The invention relates generally to multiple friction plate clutches for motor vehicle drive line components and more specifically to friction plate clutches having an internal reaction force circuit for use in pairs with a front or rear axle.
Vehicle drive line and control systems having both electric and hydraulic modulating clutches have found broad application in adaptive vehicle drive systems. Such systems generally monitor the speeds of the front and rear drive shaft or compute such speeds by averaging individual readings of the two front and two rear wheels and, upon determining a speed difference between the drive shaft speeds or average speeds of the wheels, energize the modulating clutch according to a predetermined program to drive the speed difference and thus wheel slip toward zero. Such systems may also monitor and adjust modulating clutch activity in response to throttle position, steering angle and other variables.
Typically, such modulating clutches are physically disposed in a transfer case, adjacent and driven by the output of the vehicle transmission, and operably disposed between the primary and secondary drive lines. Such systems are disposed in co-owned U.S. Pat. Nos. 5,407,024 granted Apr. 18, 1995 and 5,485,894 granted Jan. 23, 1996.
An alternate approach to vehicle skid control comprehends association of an individually operable clutch with each axle of a secondary, that is, part-time drive line. Selective, modulating activation of one or both of the clutches directs drive torque to one or both secondary drive wheels to adjust or correct vehicle yaw. An early system utilizing hydraulic clutches is disclosed in U.S. Pat.
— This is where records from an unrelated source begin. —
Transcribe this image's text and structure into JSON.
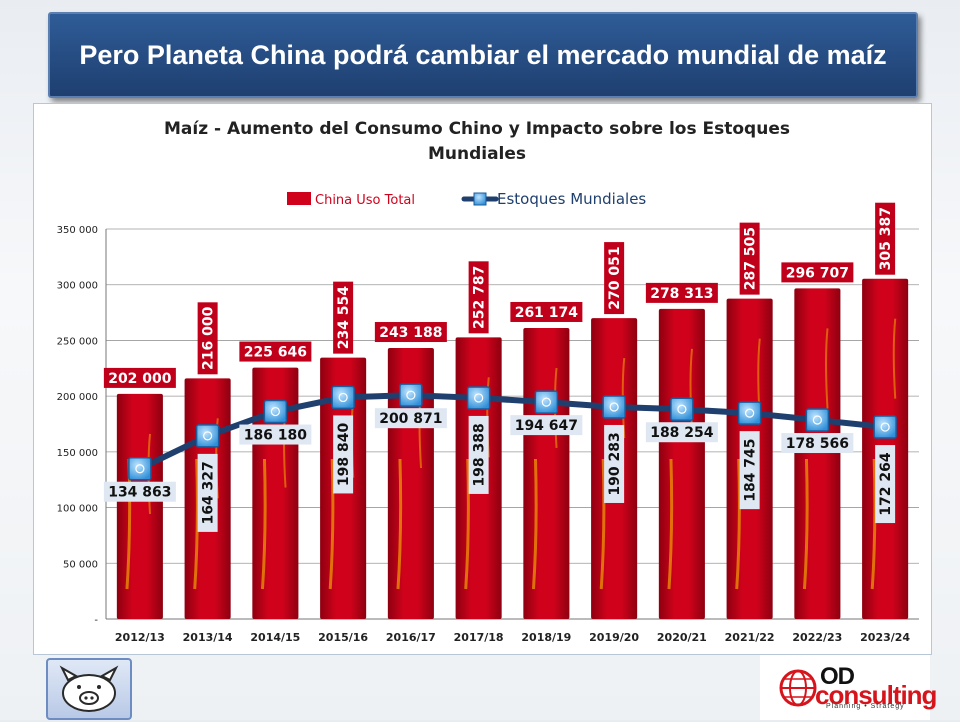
{
  "slide": {
    "title": "Pero Planeta China podrá cambiar el mercado mundial de maíz"
  },
  "logos": {
    "right_mark": "OD",
    "right_name": "consulting",
    "right_tagline": "Planning • Strategy"
  },
  "colors": {
    "bar": "#d0021b",
    "bar_dark": "#8e0010",
    "line": "#1f3f6e",
    "marker": "#2f8fd8",
    "bar_label_bg": "#c0001a",
    "line_label_bg": "#dfe8f2"
  },
  "chart_data": {
    "type": "bar",
    "title": "Maíz - Aumento del Consumo Chino y Impacto sobre los Estoques Mundiales",
    "title_lines": [
      "Maíz - Aumento del Consumo Chino y Impacto sobre los Estoques",
      "Mundiales"
    ],
    "categories": [
      "2012/13",
      "2013/14",
      "2014/15",
      "2015/16",
      "2016/17",
      "2017/18",
      "2018/19",
      "2019/20",
      "2020/21",
      "2021/22",
      "2022/23",
      "2023/24"
    ],
    "series": [
      {
        "name": "China Uso Total",
        "type": "bar",
        "values": [
          202000,
          216000,
          225646,
          234554,
          243188,
          252787,
          261174,
          270051,
          278313,
          287505,
          296707,
          305387
        ],
        "labels": [
          "202 000",
          "216 000",
          "225 646",
          "234 554",
          "243 188",
          "252 787",
          "261 174",
          "270 051",
          "278 313",
          "287 505",
          "296 707",
          "305 387"
        ],
        "label_rotated": [
          false,
          true,
          false,
          true,
          false,
          true,
          false,
          true,
          false,
          true,
          false,
          true
        ]
      },
      {
        "name": "Estoques Mundiales",
        "type": "line",
        "values": [
          134863,
          164327,
          186180,
          198840,
          200871,
          198388,
          194647,
          190283,
          188254,
          184745,
          178566,
          172264
        ],
        "labels": [
          "134 863",
          "164 327",
          "186 180",
          "198 840",
          "200 871",
          "198 388",
          "194 647",
          "190 283",
          "188 254",
          "184 745",
          "178 566",
          "172 264"
        ],
        "label_rotated": [
          false,
          true,
          false,
          true,
          false,
          true,
          false,
          true,
          false,
          true,
          false,
          true
        ]
      }
    ],
    "ylim": [
      0,
      350000
    ],
    "yticks": [
      0,
      50000,
      100000,
      150000,
      200000,
      250000,
      300000,
      350000
    ],
    "ytick_labels": [
      "-",
      "50 000",
      "100 000",
      "150 000",
      "200 000",
      "250 000",
      "300 000",
      "350 000"
    ],
    "grid": true,
    "legend_position": "top-center"
  }
}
No. 4,681,180. Here, a control unit having steering angle, vehicle speed and engine torque inputs and adjust torque distribution between only the two rear wheels.
U.S. Pat. Nos. 5,195,901 and 5,119,900 both teach a vehicle having two independently operable rear axle clutches in a drive line which provides primary drive torque to the front wheels and selectively and independently provides torque to the rear wheels.
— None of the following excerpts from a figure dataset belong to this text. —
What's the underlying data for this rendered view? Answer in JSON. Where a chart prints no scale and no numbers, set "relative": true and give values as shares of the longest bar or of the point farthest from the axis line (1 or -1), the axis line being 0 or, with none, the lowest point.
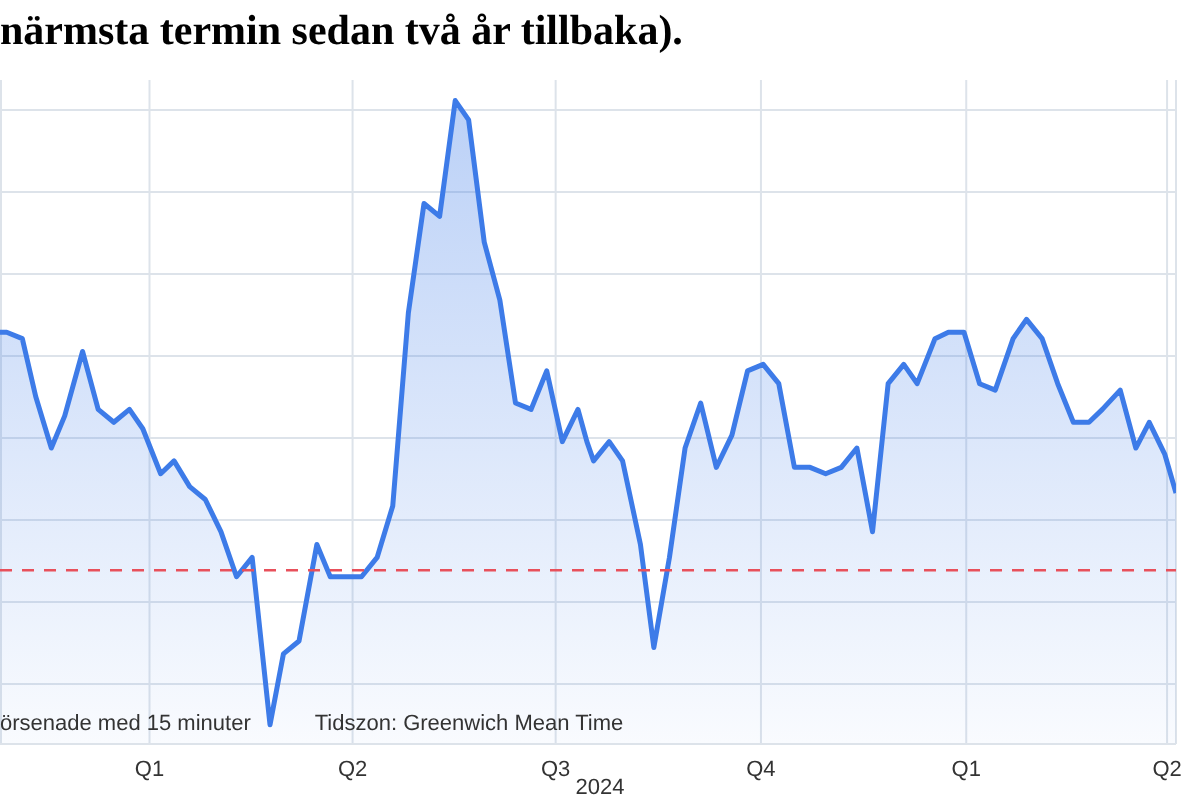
{
  "chart_data": {
    "type": "area",
    "title": "närmsta termin sedan två år tillbaka).",
    "xlabel": "2024",
    "annotations": [
      "örsenade med 15 minuter",
      "Tidszon: Greenwich Mean Time"
    ],
    "relative": true,
    "x": [
      "2023-10-26",
      "2023-10-29",
      "2023-11-05",
      "2023-11-11",
      "2023-11-18",
      "2023-11-24",
      "2023-12-02",
      "2023-12-09",
      "2023-12-16",
      "2023-12-23",
      "2023-12-29",
      "2024-01-06",
      "2024-01-12",
      "2024-01-19",
      "2024-01-26",
      "2024-02-02",
      "2024-02-09",
      "2024-02-16",
      "2024-02-24",
      "2024-03-01",
      "2024-03-08",
      "2024-03-16",
      "2024-03-22",
      "2024-03-30",
      "2024-04-05",
      "2024-04-12",
      "2024-04-19",
      "2024-04-26",
      "2024-05-03",
      "2024-05-10",
      "2024-05-17",
      "2024-05-23",
      "2024-05-30",
      "2024-06-06",
      "2024-06-13",
      "2024-06-20",
      "2024-06-27",
      "2024-07-04",
      "2024-07-11",
      "2024-07-15",
      "2024-07-18",
      "2024-07-25",
      "2024-07-31",
      "2024-08-08",
      "2024-08-14",
      "2024-08-21",
      "2024-08-28",
      "2024-09-04",
      "2024-09-11",
      "2024-09-18",
      "2024-09-25",
      "2024-10-02",
      "2024-10-09",
      "2024-10-16",
      "2024-10-23",
      "2024-10-30",
      "2024-11-06",
      "2024-11-13",
      "2024-11-20",
      "2024-11-27",
      "2024-12-04",
      "2024-12-10",
      "2024-12-18",
      "2024-12-24",
      "2024-12-31",
      "2025-01-07",
      "2025-01-14",
      "2025-01-22",
      "2025-01-28",
      "2025-02-04",
      "2025-02-11",
      "2025-02-18",
      "2025-02-25",
      "2025-03-03",
      "2025-03-11",
      "2025-03-18",
      "2025-03-24",
      "2025-03-31",
      "2025-04-05"
    ],
    "series": [
      {
        "color": "#3d7be8",
        "values": [
          0.64,
          0.64,
          0.63,
          0.54,
          0.46,
          0.51,
          0.61,
          0.52,
          0.5,
          0.52,
          0.49,
          0.42,
          0.44,
          0.4,
          0.38,
          0.33,
          0.26,
          0.29,
          0.03,
          0.14,
          0.16,
          0.31,
          0.26,
          0.26,
          0.26,
          0.29,
          0.37,
          0.67,
          0.84,
          0.82,
          1,
          0.97,
          0.78,
          0.69,
          0.53,
          0.52,
          0.58,
          0.47,
          0.52,
          0.47,
          0.44,
          0.47,
          0.44,
          0.31,
          0.15,
          0.29,
          0.46,
          0.53,
          0.43,
          0.48,
          0.58,
          0.59,
          0.56,
          0.43,
          0.43,
          0.42,
          0.43,
          0.46,
          0.33,
          0.56,
          0.59,
          0.56,
          0.63,
          0.64,
          0.64,
          0.56,
          0.55,
          0.63,
          0.66,
          0.63,
          0.56,
          0.5,
          0.5,
          0.52,
          0.55,
          0.46,
          0.5,
          0.45,
          0.39
        ]
      }
    ],
    "xlim": [
      "2023-10-26",
      "2025-04-05"
    ],
    "xticks": [
      {
        "value": "2024-01-01",
        "label": "Q1"
      },
      {
        "value": "2024-04-01",
        "label": "Q2"
      },
      {
        "value": "2024-07-01",
        "label": "Q3"
      },
      {
        "value": "2024-10-01",
        "label": "Q4"
      },
      {
        "value": "2025-01-01",
        "label": "Q1"
      },
      {
        "value": "2025-04-01",
        "label": "Q2"
      }
    ],
    "ref_lines": [
      {
        "axis": "y",
        "value": 0.27,
        "color": "#e8505b",
        "line_style": "dashed"
      }
    ],
    "grid": true,
    "marker": "none",
    "line_style": "solid"
  }
}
In U.S. Pat. No. 5,353,889, a rear axle includes a pair of hydraulically operated independent clutches controlled by associated hydraulic pressure clutches and pumps.
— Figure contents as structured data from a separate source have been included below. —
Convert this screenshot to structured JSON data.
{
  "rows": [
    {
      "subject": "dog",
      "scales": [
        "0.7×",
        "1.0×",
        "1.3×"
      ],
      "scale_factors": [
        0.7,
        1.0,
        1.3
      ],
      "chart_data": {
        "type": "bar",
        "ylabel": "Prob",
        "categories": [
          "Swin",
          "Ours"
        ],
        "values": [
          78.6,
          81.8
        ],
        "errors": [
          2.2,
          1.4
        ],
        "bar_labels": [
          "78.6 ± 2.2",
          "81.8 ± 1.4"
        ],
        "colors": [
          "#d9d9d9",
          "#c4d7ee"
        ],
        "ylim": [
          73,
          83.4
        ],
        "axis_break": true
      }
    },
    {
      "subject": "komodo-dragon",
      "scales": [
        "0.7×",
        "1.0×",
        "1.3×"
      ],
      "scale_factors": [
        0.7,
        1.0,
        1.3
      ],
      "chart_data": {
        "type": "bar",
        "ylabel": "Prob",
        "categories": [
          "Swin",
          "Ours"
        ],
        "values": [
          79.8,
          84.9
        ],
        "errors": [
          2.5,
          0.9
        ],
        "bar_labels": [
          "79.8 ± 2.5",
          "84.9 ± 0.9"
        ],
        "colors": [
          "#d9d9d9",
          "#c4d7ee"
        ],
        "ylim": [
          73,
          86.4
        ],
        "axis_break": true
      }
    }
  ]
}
In U.S. Pat. No. 5,383,378, a twin clutch axle disposed at the front of a vehicle provide drive torque to the front (secondary) drive wheel in response to steering angle. U.S. Pat. No. 5,540,119 teaches a differential drive assembly for transferring rotational power without the use of conventional differential gearing. The device utilizes pairs of clutches and cam mechanisms which actuate said clutches in response a predetermined relative rotation.
While many problems have been addressed and new operational schemes achieved by the devices found in the prior art, it is apparent that certain problems have not been addressed. For example, it should be appreciated that, according to Newton's third law of motion, the direct or action force generated by a clutch operator to compress an adjacent clutch pack creates an equal and opposite reaction force which is transmitted through whatever structural components of the clutch assembly constitute the reaction force path or circuit.
Typically, such reaction force path will be through or contained in an outer housing in devices where the clutch pack is disposed adjacent the clutch operator and both are contained within the housing. Such a configuration can apply significant reaction force, not only to the housing, but also to whatever fasteners are utilized to secure the housing components together. Such a configuration can be disadvantageous, causing either fastener or housing failure or necessitating heavy and therefore costly housing and fastener configurations. Accurately controlled modulation of the clutches may also be compromised due to flexure or distortion of the housing or other components in the reaction force path. Accordingly, the operation of devices containing such clutches may be compromised. The present invention addresses such matters.